ECLI:NL:HR:2023:1753
Hoge Raad
- Cassatie
- Rechtspraak.nl
Cassatie over kenbaarheidseisen van NEN-normen in verordening zuiveringsheffing
In deze zaak heeft de Hoge Raad op 15 december 2023 uitspraak gedaan in een cassatieprocedure over de kenbaarheidseisen van NEN-normen in de verordening inzake zuiveringsheffing. Het dagelijks bestuur van de Belastingsamenwerking gemeenten en hoogheemraadschap Utrecht had een aanslag opgelegd aan [X] B.V. voor het jaar 2018. De belanghebbende ging in beroep tegen de uitspraak van het Gerechtshof Arnhem-Leeuwarden, dat had geoordeeld dat de NEN-normen essentieel zijn voor het vaststellen van de heffingsmaatstaf en dat aan de kenbaarheidseisen van de Waterschapswet moest worden voldaan.

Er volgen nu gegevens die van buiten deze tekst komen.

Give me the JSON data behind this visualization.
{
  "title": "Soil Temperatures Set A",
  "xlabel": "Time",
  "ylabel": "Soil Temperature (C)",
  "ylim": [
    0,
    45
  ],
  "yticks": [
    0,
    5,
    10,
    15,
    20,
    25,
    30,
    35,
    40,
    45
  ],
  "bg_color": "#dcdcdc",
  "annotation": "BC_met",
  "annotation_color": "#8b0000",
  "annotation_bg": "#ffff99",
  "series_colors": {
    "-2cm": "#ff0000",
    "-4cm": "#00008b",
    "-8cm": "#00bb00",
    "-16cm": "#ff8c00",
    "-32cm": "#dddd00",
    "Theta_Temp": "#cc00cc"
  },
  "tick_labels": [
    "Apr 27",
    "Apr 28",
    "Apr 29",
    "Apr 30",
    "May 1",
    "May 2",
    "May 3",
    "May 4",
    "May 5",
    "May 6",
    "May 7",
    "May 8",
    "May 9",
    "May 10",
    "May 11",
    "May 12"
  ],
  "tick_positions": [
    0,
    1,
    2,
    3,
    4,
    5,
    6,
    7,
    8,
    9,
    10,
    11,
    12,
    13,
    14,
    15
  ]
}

De Hoge Raad oordeelde dat het Hof ten onrechte had geoordeeld dat de verordening als het besluit dat algemeen verbindende voorschriften inhoudt, moest worden aangemerkt. De Hoge Raad stelde vast dat de heffingsambtenaar zich ten onrechte op het standpunt had gesteld dat het Besluit als bekend te maken besluit kon worden aangemerkt. De Hoge Raad concludeerde dat de kenbaarheidseisen zijn nageleefd en dat de uitspraak van het Hof en de Rechtbank vernietigd moesten worden. De Hoge Raad verklaarde het beroep in cassatie gegrond en het beroep ongegrond.
De uitspraak heeft belangrijke implicaties voor de bekendmaking van belastingverordeningen en de toepassing van NEN-normen in de praktijk. De Hoge Raad benadrukte dat de toegankelijkheid van de verordening en de bijbehorende bepalingen voldoende moet zijn voor belastingplichtigen, zodat zij hun rechten kunnen uitoefenen.